In April 1999, Fiumara was returned to prison on a parole violation. To meet with Genovese superiors and associates in New York City, Fiumara had been driven to the meetings hiding in car trunks. Fiumara was to be released in 2002, however in 2003, Fiumara received another eight-month parole violation. Fiumara had been in contact with Coppola, still a fugitive, and failed to report the contact to law enforcement.

On November 30, 2005, the body of Genovese mobster Lawrence Ricci was found in a car trunk in New Jersey. It was rumored that Fiumara approved Ricci's murder because he had refused to plead guilty in an ongoing racketeering trial.

In 2009, The New York Times reported that former New Jersey federal prosecutor and New Jersey gubernatorial candidate Chris Christie was a step-nephew to Fiumara's older brother. Christie told the Times that he first learned about Fiumara at age 15 from a newspaper article. Christie said he met Fiumara once at a family gathering and another time at a Texas prison, long before becoming a federal prosecutor in 2002. On November 3, 2009, Chris Christie was elected governor.

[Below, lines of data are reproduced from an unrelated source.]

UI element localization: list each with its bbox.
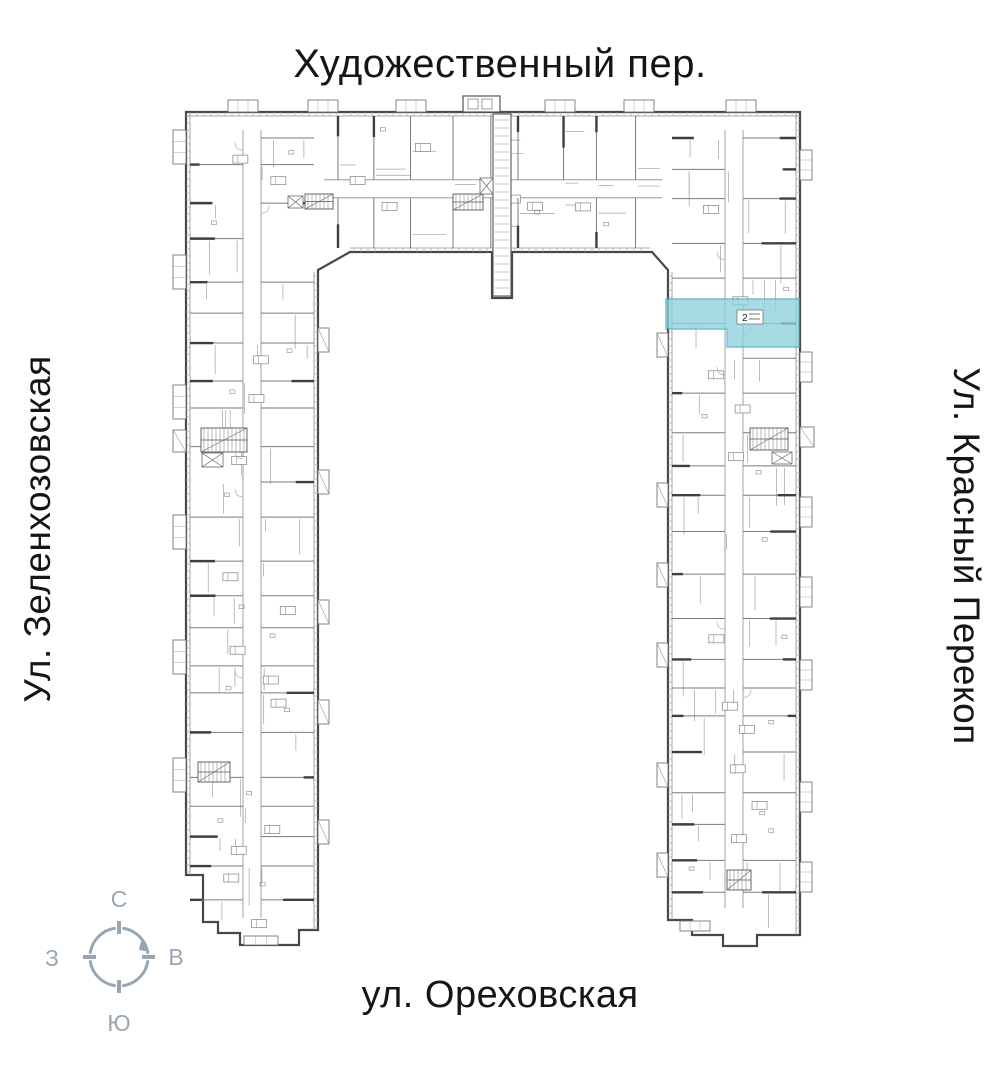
compass-north-label: С bbox=[111, 886, 128, 912]
compass-south-label: Ю bbox=[107, 1010, 130, 1036]
apartment-tag-box bbox=[737, 310, 763, 324]
compass-west-label: З bbox=[45, 945, 59, 971]
site-plan-page: Художественный пер. Ул. Зеленхозовская У… bbox=[0, 0, 1000, 1067]
apartment-tag-rooms: 2 bbox=[742, 313, 748, 324]
compass-east-label: В bbox=[168, 944, 183, 970]
compass: С Ю З В bbox=[20, 880, 220, 1050]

As a known associate and supporter of longtime Genovese crime family boss Vincent Gigante, Fiumara had played an important role within the Genovese crime family's New Jersey faction for more than 30 years. For 15 years Fiumara had been recognized as the head of the New Jersey rackets for the Genovese crime family and in the last several years he was seen as a future candidate for boss of the Genovese family. Up until his death, Fiumara was involved in New Jersey rackets and was a power within the family.

Fiumara died on September 16, 2010, of cancer.